Nevertheless, it is crucial to note that some of the critiques towards MAPS might have been valid regardless of the paradigmatic framework: the psychotherapy could have been better manualised to standardise it for research; the enjoyable ‘adverse’ events such as euphoria – which are considered an abuse risk – should have been reported; sub-group analysis of MDMA-naïve versus MDMA-experienced subjects should have been presented; and most crucially MAPS/Lykos could have presented what measures were introduced to reduce violations of the therapeutic relationship after these took place in their trial. But even when considering other valid critiques, there seems to be an agreement that the ‘-assisted therapy’ component was the central tension point (Marks, 2024).

If the FDA seeks to address unmet needs, it must allow innovation to occur. When confronted with novelty, research methods should be adaptable. If psychotherapy is essential, regulators should determine how to involve psychotherapists’ expertise, who have long judged ethical and relational issues and evaluated the quality of different therapeutic frameworks. The FDA has previously shown signs of adapting to new science, and the advisory committee might not have followed previous flexibilities offered by the FDA. The FDA has various advisory committees and not all are strictly biological, like the Digital Health Advisory Committee. It might make sense to create a Psychotherapy with Drugs Advisory Committee to accommodate future applications with appreciation to the wisdom carried by an emergent research community – even if that wisdom has not been rigorously tested yet.

If regulators continue with the current status quo, we can expect two outcomes, which are already trending: first, the psychotherapeutic element will disappear, making the drugs less effective or not effective at all and potentially unsafe (Schenberg et al., 2024), as happened in the 60s (Oram, 2012). Providers will create a biomedical façade for their psychotherapeutic intervention, and the distance between clinical practitioners and researchers will increase. Therapists might continue to do psychotherapy and train other therapists on how to do so, while the researchers will downplay these elements when they communicate the results in medical journals and mainstream media. This will harm the truthfulness of the reported science – to please the regulator – and can compromise safety and efficacy (Schenberg et al., 2024). The second outcome, which is already taking place as well, is relegating psychedelic therapy to the realm of alternative medicine, with providers operating outside the medical establishment.

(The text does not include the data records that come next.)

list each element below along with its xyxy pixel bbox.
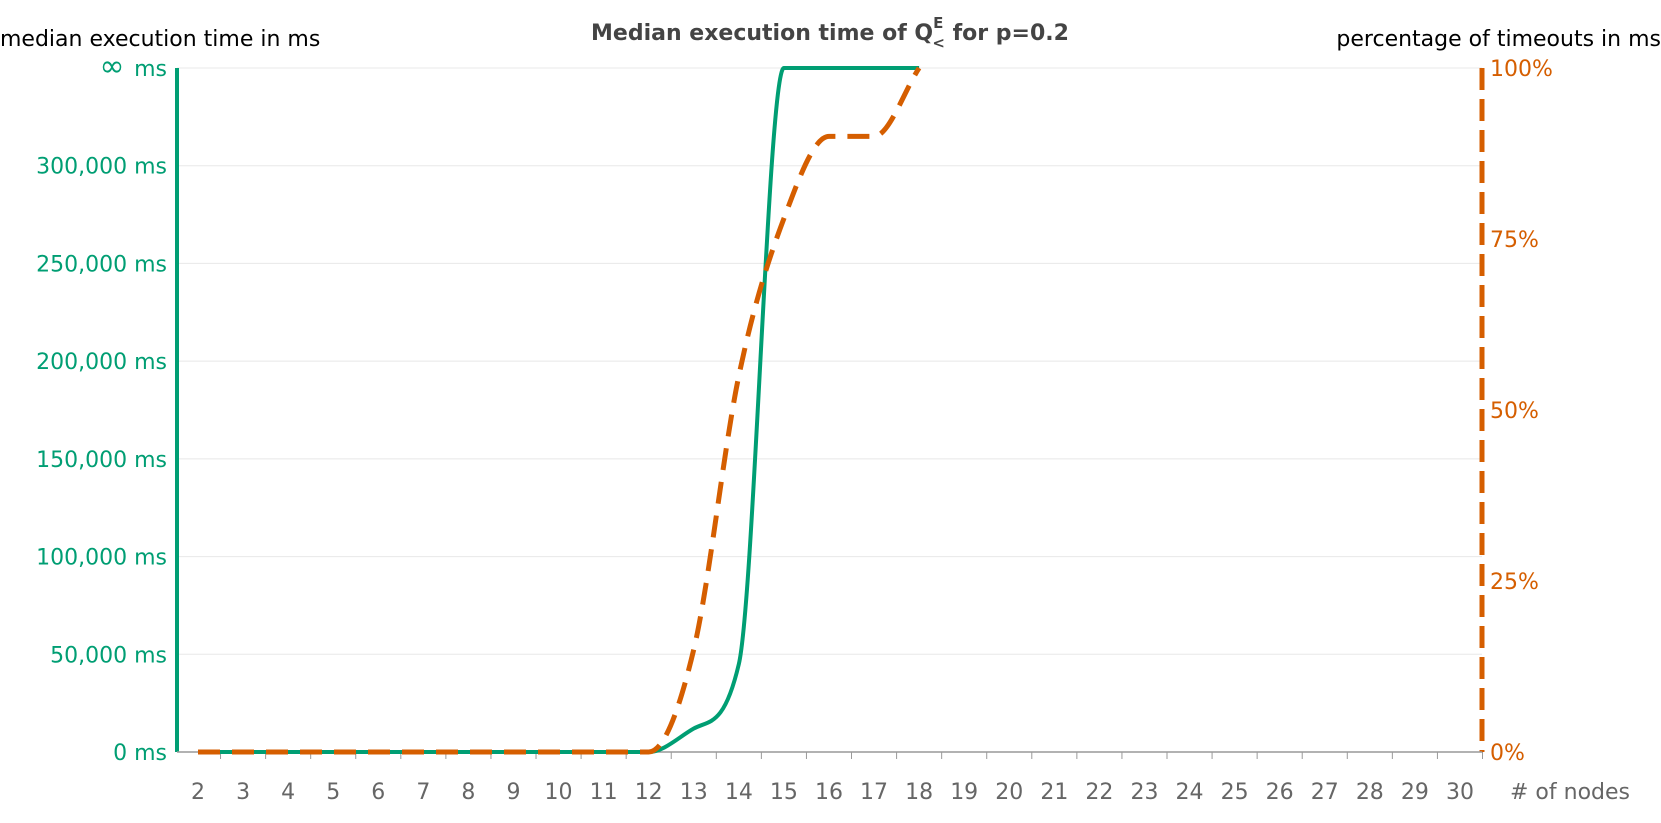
left-tick-label: 100,000 ms <box>36 546 167 571</box>
x-tick-label: 9 <box>506 780 520 805</box>
x-tick-label: 27 <box>1311 780 1339 805</box>
right-axis: 0% 25% 50% 75% 100% <box>1479 57 1553 766</box>
x-tick-label: 24 <box>1176 780 1204 805</box>
left-tick-label-infinity: ∞ ms <box>100 49 167 84</box>
x-tick-label: 19 <box>950 780 978 805</box>
x-tick-label: 12 <box>635 780 663 805</box>
x-tick-label: 20 <box>995 780 1023 805</box>
x-tick-label: 22 <box>1085 780 1113 805</box>
x-tick-label: 17 <box>860 780 888 805</box>
left-tick-label: 0 ms <box>113 741 167 766</box>
x-tick-label: 30 <box>1446 780 1474 805</box>
grid-lines <box>177 67 1482 753</box>
x-tick-label: 11 <box>590 780 618 805</box>
right-tick-label: 25% <box>1490 570 1539 595</box>
x-tick-label: 7 <box>416 780 430 805</box>
x-tick-label: 21 <box>1040 780 1068 805</box>
x-tick-label: 23 <box>1130 780 1158 805</box>
x-tick-label: 6 <box>371 780 385 805</box>
x-tick-label: 5 <box>326 780 340 805</box>
left-tick-label: 200,000 ms <box>36 350 167 375</box>
series-line-timeouts <box>198 66 922 755</box>
x-tick-label: 26 <box>1266 780 1294 805</box>
x-tick-label: 4 <box>281 780 295 805</box>
x-tick-label: 28 <box>1356 780 1384 805</box>
x-tick-label: 15 <box>770 780 798 805</box>
left-tick-label: 150,000 ms <box>36 448 167 473</box>
x-tick-label: 18 <box>905 780 933 805</box>
x-tick-label: 3 <box>236 780 250 805</box>
right-tick-label: 50% <box>1490 399 1539 424</box>
x-tick-label: 2 <box>191 780 205 805</box>
right-tick-label: 75% <box>1490 228 1539 253</box>
left-tick-label: 50,000 ms <box>50 643 167 668</box>
x-tick-label: 14 <box>725 780 753 805</box>
left-axis: 0 ms 50,000 ms 100,000 ms 150,000 ms 200,000… <box>36 49 179 766</box>
left-axis-title: median execution time in ms <box>0 27 320 52</box>
right-axis-title: percentage of timeouts in ms <box>1336 27 1661 52</box>
x-tick-label: 16 <box>815 780 843 805</box>
series-line-median-time <box>198 66 920 754</box>
left-tick-label: 300,000 ms <box>36 155 167 180</box>
x-tick-label: 29 <box>1401 780 1429 805</box>
x-tick-label: 10 <box>545 780 573 805</box>
x-tick-label: 8 <box>461 780 475 805</box>
chart-title: Median execution time of QE < for p=0.2 <box>591 14 1069 52</box>
x-axis-title: # of nodes <box>1510 780 1630 805</box>
right-tick-label: 100% <box>1490 57 1553 82</box>
right-tick-label: 0% <box>1490 741 1525 766</box>
left-tick-label: 250,000 ms <box>36 252 167 277</box>
x-tick-label: 25 <box>1221 780 1249 805</box>
x-tick-label: 13 <box>680 780 708 805</box>
series-layer <box>198 66 922 755</box>
x-axis: 2 3 4 5 6 7 8 9 10 11 12 13 14 15 16 17 18 19 20 21 22 23 24 25… <box>177 751 1483 805</box>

To increase accessibility beyond cultural milieus that have access to underground practices or retreats, the therapeutic application of psychedelics will require a paradigm shift in how we test and regulate these drugs. Psychedelic researchers will have to conduct research that aims to strengthen the interactive paradigm while following the rigour of the regulatory system but without assimilating to the current status quo. Furthermore, improved standardisation and fidelity assessments will help professionalise the introduction of psychotherapy into psychedelic clinical trials. Psychotherapy might be narrowed and simplified for the sake of the trials while being expanded on in the rollout. Regulators who understand these paradigmatic tensions must be forgiving and flexible towards those courageous enough to expand our frameworks – work with them instead of against them – and signal towards others that novelty and creativity are worth the pursuit.